Me detuve ante la preciosa y gran muralla de piedras. Esta estructura que avergonzaría a cualquier noble con algún mínimo sentido del gusto o presunción de conocimientos exquisitos en arquitectura —Que solo sabrían diferenciar entre muy caro o extravagante — era mi único medio de libertad seguro.

Las grandes piedras de la montaña sobresalían al ser sobrepuestas, dejando huecos perfectos para las manos y los pies. Seguramente, el líder anterior de esta familia podrida, mando la construcción con este secreto diseño en caso de que los principales puntos de escape fueran sellados.

—O solo es la mejor coincidencia de la vida que sea fácil de subir.

Sonreí alegre.

Con manos y pies me aferre a cada hueco, probando primero con mis manos que mis pies pudieran entrar, cuidándome de los agujeros resbalosos e ignorando las voces rabiosas y desesperadas a mi espalda.

La orilla está a mi vista, mis pies ya están ahí. Aprecio nuevamente el paisaje nevado, tentada a voltearme y mostrar una ceña obscena usando el dedo de en medio de mi mano, me abstengo, sigue siendo muy temprano para declarar la victoria.

Al menos un kilómetro de distancia y entonces, haría mi ceña obscena con el dedo.

Respire profundo y una corta exhalación, impulsándome desde mi rodillas y con fuerza en mis caderas, brinque, segura de que la nieve acumulada en tales cantidades diferentes al otro lado, suavizarían mi caída.

Caí, más o menos en blandito.

Me raspe por algunas piedras cubiertas, nada grave ni tampoco roto. Luego de que se bajara la adrenalina de la huida, sentiría los achaques de mis músculos y huesos, probablemente un par de moretones.

Sacudí el exceso de nieve, revisé que mis paquetes de ramas siguieran intactos y mi preciosa navaja sin enterrarse en mi pierna segura en su funda.

La victoria, estaba a la vuelta de la esquina o un par de pasos de distancia entre mucha nieve y arboles oscurecidos.

—“Tengo que practicar mis chistes.” —Bufe, agitando el flequillo en mi frente.

Un paso, dos pasos, tres pasos, casi un trote y…

—¿Qué haces aquí?

Una voz, una voz tan fría, helada, carente de todo sentimiento humano, que me dejo estática en mi lugar. ¿Qué demonios?

Trague saliva pesadamente y con un giro robótico de mi cuello, detuve por segundos que mi rostro se elevara para encontrarme con el dueño de la voz al mismo tiempo que me llenaba la cabeza de pensamientos positivos.

—“Es la parte más alejada del terreno dentro del territorio. Es insignificante. Apenas un camino usado por cualquier plebeyo que viene por aquí cada día, luego de un arduo trabajo agotador y poco remunerado. ¡Si!, solo eso, ja, ja, ja. Nada que temer.”

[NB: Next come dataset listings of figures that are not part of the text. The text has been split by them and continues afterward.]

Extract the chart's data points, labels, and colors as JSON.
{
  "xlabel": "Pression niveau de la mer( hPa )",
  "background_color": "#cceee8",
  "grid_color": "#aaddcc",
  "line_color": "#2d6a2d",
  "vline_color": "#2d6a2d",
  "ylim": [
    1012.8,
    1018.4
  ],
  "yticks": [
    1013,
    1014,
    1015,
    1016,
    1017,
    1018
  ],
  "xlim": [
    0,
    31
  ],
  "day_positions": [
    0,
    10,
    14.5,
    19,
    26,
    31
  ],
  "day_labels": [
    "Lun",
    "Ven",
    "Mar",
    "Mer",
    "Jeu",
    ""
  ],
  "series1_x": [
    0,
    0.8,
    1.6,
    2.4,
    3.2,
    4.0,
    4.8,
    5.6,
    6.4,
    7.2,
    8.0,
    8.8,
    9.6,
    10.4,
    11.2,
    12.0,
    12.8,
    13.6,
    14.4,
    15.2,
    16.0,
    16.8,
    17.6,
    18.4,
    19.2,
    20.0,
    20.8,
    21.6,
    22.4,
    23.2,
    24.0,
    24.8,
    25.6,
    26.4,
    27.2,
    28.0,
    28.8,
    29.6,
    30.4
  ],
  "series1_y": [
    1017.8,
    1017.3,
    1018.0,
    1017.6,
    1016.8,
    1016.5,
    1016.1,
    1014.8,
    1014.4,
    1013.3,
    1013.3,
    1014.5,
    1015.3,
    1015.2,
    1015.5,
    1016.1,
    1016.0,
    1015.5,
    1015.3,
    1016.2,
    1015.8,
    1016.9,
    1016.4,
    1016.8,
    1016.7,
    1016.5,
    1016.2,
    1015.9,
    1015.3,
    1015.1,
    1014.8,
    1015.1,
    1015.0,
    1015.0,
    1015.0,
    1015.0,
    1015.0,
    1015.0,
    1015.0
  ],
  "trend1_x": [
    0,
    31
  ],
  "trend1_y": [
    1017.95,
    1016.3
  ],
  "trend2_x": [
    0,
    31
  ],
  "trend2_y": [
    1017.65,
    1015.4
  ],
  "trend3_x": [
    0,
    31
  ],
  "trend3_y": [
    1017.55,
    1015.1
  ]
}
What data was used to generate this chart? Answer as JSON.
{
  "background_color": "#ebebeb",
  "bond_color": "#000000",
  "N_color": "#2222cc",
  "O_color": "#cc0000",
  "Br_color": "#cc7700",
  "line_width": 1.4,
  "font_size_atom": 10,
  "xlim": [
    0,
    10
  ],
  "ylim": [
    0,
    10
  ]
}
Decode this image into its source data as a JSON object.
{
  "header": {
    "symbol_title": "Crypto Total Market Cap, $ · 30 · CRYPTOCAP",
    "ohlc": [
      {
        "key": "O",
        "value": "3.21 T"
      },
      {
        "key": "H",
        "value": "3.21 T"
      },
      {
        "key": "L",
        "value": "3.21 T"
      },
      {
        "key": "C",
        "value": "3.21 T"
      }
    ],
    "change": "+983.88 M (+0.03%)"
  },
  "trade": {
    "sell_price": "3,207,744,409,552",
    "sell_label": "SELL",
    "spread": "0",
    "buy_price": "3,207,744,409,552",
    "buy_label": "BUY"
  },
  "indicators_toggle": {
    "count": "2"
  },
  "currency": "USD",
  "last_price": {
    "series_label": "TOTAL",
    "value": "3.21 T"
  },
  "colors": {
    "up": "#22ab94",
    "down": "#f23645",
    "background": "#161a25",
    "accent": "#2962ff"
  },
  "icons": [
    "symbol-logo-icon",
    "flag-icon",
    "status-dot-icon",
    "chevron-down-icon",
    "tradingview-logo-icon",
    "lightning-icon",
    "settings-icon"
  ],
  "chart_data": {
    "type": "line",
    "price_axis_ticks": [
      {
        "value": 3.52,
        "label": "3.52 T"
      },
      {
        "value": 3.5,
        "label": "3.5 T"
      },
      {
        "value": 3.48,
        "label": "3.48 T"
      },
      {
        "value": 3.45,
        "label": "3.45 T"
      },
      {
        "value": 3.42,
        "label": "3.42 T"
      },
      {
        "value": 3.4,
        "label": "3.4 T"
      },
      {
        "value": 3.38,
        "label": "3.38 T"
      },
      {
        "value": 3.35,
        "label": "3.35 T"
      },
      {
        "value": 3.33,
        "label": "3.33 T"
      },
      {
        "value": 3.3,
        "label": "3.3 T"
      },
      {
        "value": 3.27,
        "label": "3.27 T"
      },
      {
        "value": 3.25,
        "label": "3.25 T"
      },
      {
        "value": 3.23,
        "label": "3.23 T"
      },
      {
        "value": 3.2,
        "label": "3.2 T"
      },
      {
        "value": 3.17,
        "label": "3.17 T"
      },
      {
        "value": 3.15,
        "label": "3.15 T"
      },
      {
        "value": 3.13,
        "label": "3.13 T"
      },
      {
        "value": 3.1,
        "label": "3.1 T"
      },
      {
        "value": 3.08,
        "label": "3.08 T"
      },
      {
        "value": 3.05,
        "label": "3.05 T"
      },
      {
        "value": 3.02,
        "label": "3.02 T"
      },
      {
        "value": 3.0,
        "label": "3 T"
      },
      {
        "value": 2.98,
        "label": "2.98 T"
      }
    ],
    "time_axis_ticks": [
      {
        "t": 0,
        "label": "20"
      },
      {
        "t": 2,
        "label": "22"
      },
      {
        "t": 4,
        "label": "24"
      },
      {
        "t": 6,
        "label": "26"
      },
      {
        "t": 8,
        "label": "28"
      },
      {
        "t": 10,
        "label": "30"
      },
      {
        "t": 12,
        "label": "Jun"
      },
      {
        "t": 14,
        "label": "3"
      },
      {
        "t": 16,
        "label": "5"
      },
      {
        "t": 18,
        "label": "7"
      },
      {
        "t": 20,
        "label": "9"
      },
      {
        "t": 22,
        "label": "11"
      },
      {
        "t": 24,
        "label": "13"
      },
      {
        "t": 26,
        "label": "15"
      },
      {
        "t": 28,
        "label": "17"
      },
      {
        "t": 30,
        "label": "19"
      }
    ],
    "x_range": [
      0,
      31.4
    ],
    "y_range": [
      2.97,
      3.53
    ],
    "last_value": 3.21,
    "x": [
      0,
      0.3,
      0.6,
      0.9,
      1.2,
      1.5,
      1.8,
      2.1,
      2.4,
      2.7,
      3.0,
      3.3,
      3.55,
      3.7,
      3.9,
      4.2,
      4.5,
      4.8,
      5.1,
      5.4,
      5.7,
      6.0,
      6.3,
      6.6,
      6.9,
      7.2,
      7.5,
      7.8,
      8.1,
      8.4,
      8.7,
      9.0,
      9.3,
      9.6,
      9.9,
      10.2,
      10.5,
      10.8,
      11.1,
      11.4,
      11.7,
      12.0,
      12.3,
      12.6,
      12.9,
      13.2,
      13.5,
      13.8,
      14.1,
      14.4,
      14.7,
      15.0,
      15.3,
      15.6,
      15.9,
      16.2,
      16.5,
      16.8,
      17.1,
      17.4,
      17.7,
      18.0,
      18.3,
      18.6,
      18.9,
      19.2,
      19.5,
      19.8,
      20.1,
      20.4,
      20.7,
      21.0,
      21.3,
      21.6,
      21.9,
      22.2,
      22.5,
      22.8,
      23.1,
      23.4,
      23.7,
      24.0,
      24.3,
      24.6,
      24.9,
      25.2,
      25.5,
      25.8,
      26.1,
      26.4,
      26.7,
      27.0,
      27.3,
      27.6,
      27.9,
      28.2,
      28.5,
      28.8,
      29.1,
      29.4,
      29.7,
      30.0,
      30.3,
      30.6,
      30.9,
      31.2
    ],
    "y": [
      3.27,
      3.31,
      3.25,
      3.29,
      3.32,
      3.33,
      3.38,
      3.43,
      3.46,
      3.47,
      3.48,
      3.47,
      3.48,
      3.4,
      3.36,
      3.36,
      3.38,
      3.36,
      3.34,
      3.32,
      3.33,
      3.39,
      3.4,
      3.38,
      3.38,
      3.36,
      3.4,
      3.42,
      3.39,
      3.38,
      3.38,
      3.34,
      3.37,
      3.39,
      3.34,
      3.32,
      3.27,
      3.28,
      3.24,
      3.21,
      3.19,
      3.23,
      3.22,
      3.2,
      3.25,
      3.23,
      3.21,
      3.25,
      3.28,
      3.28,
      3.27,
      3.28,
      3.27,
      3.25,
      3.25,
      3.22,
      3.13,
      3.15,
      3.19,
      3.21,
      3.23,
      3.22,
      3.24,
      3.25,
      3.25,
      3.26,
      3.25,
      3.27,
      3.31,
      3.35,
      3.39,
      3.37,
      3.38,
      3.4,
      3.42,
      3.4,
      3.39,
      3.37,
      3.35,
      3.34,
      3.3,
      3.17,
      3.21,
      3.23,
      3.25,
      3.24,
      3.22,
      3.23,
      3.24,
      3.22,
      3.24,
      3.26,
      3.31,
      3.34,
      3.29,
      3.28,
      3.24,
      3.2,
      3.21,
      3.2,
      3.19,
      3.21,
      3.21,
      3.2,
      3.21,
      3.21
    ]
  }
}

Termine de voltearme para ver al dueño de la voz y pedirle de alguna manera amable me señalara la dirección del pueblo más cercano seguido de una patética historia de encarcelamiento y esclavitud injusta de los dueños de la casa. Si tenía suerte, apenas los conocería, si no, la navaja tenía un buen filo.

Ahí lo entendí.

Recordar una memoria vieja, escondida en lo profundo de mi mente, era la señal de un asunto pendiente, un pequeño deseo infantil incumplido.

Deseaba ser amiga de ese niño. Una verdadera desgracia que me mudara apenas una semana después del comienzo de clases, ahí odie a mis padres y su divorcio, ignorando las palabras pacientes de mi padre, pensando que era su culpa que mi madre se fuera con otro hombre, con su nueva familia.

Adolescencia. Maravillosa etapa, pésimo descontrol hormonal.

Supongo que podría disculparme de pensamiento con mi pobre padre que se desvivió en darme una educación adecuada a comparación de mi madre que se olvidó de mi existencia tan pronto estuvo en brazos de otro y con el mocoso secreto que tuvo.

Porque mi muerte se anunció con elegancia, puntos a favor de los personajes en este mundo fantástico.

La muerte viene en la forma de un hermoso hombre de cabellos plateados y ojos rosa, poseedor de facciones masculinas cinceladas delicadamente por un escultor, usando un uniforme de color oscuro que contrastaba con su apariencia hechizante como el de un espíritu, un espíritu de nieve, porque el paisaje nevado complementaba con él.

Simplemente una visión.

Una visión del encargado de cortarme el cuello para separar mi cabeza del resto.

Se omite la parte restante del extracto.